Aristotle Pagaltzis wrote:
> * Bill de hOra <bill@xxxxxxxxxx> [2008-04-27 20:25]:
> > Brian Smith wrote:
> >>   <app:collection href='http://example.org/collection'>
> >>       <link rel='http://example.org/orderProcessor'
> >>             href='http://example.org/collection'/>   
> >>    </app:collection>
> >
> > Link is the wrong markup for this. Use atom:category to
> > categorize resources. If you need something more formal, then
> > use RDF.
> 
> With the caveat, therefore, that we need to be aware that putting
> atom:category directly inside app:collection is an extension of
> RFC 5023, I would agree that this is the right approach.

There are likely cases where linking doesn't make sense; however, I have found several cases where it made sense for a collection to support a feature (optionally) at a URI distinct from the collection URI. FeedSync is a great example; I want to support FeedSync in my AtomPub collections but I don't want the FeedSync stuff to be in the main collection feed. Similarly, I would like to support the GData search syntax, but I'd like to support it at a different URI from the collection URI. In those situations, flags that say "I support GData queries" or "I support FeedSync" are not nearly as helpful as link relations.
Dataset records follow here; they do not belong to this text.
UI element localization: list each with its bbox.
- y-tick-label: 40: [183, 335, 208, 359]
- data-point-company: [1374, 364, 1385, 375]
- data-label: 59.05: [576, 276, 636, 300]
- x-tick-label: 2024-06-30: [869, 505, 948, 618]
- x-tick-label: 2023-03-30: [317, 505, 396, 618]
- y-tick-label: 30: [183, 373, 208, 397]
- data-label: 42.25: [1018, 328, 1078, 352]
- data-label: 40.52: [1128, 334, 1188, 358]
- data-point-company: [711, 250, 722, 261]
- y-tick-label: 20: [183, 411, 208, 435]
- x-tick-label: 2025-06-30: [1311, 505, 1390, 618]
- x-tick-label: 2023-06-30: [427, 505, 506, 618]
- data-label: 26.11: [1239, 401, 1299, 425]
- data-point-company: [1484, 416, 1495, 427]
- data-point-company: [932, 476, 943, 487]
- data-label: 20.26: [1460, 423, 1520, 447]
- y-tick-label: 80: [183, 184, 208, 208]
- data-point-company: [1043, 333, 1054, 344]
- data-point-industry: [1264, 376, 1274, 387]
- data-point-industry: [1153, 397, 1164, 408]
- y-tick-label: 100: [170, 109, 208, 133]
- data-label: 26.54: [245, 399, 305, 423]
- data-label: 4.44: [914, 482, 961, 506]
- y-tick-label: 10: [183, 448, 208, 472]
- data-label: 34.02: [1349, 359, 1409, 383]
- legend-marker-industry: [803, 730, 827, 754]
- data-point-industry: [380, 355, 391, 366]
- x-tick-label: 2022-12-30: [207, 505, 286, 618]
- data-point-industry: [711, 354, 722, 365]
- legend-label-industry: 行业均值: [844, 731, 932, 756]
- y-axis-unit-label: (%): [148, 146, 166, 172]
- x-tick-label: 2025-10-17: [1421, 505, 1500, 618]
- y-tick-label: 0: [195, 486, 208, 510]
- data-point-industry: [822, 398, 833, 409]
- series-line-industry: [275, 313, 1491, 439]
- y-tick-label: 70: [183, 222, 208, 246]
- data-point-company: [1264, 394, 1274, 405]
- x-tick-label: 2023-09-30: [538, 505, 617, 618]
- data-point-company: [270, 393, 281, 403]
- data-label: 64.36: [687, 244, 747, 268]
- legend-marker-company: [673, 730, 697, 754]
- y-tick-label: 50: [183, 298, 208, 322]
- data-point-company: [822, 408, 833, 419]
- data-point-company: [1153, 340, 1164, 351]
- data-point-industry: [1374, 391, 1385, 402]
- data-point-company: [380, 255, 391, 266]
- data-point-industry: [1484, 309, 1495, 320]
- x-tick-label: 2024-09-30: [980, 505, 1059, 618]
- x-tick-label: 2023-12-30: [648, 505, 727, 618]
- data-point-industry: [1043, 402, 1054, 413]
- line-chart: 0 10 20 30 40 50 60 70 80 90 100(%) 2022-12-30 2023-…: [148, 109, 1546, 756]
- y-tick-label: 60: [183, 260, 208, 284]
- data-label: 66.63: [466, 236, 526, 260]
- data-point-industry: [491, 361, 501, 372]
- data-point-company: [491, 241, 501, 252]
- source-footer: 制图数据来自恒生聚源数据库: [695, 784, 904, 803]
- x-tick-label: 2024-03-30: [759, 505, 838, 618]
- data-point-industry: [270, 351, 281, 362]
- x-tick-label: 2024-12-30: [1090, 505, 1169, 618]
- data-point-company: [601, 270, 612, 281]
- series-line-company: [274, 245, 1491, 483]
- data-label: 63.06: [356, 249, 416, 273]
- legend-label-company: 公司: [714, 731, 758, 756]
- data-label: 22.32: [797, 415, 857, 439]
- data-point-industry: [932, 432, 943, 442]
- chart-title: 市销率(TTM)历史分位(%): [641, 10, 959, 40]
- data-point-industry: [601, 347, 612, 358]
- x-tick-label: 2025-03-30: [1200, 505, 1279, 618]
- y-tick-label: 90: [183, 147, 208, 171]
Further, I think using atom:category is the wrong approach. It is useful to put feature declarations into feeds (and maybe entries), and some features need to have additional information that we'd have to embed within the atom:category element. Although I agree that embedding markup within atom:category elements is perfectly fine according to the spec., others (maybe James?) have claimed that we should avoid doing so since many applications do not handle that well. 

> * James M Snell <jasnell@xxxxxxxxx> [2008-04-21 16:40]:
> >  <collection href="...">
> >    <a:title>foo</a:title>
> >    <accept>...</accept>
> >    <f:feature ref="http://.../a"; />
> >    <f:feature ref="http://.../b"; />
> >    <e:f />
> >  </collection>
> >

> I would cast this as
> 
>  <collection href="...">
>    <a:title>foo</a:title>
>    <accept>...</accept>
>    <a:category scheme="http://example.org/feature"; 
>                term="http://.../a"; />
>    <a:category scheme="http://example.org/feature"; 
>                term="http://.../b"; />
>    <e:f />
>  </collection>
> 
> Then you can look for categories of collections in a certain
> scheme if you want to enumerate the features of a collection, but
> you can also express different classes of collection properties
> by associating each class with a scheme. This seems like it
> should cover uses of Atompub in non-publishing context; an issue
> that also came up recently.

Attempting to parse atom:category or f:feature elements to enumerate all the features of a collection will never work unless everybody agrees to mark up their features with this extra markup. That is unlikely because there isn't any incentive for extension creators to do so; after all, what exactly is the use case for enumerating all the features of a collection? It is something that somebody might want to do sometime, maybe?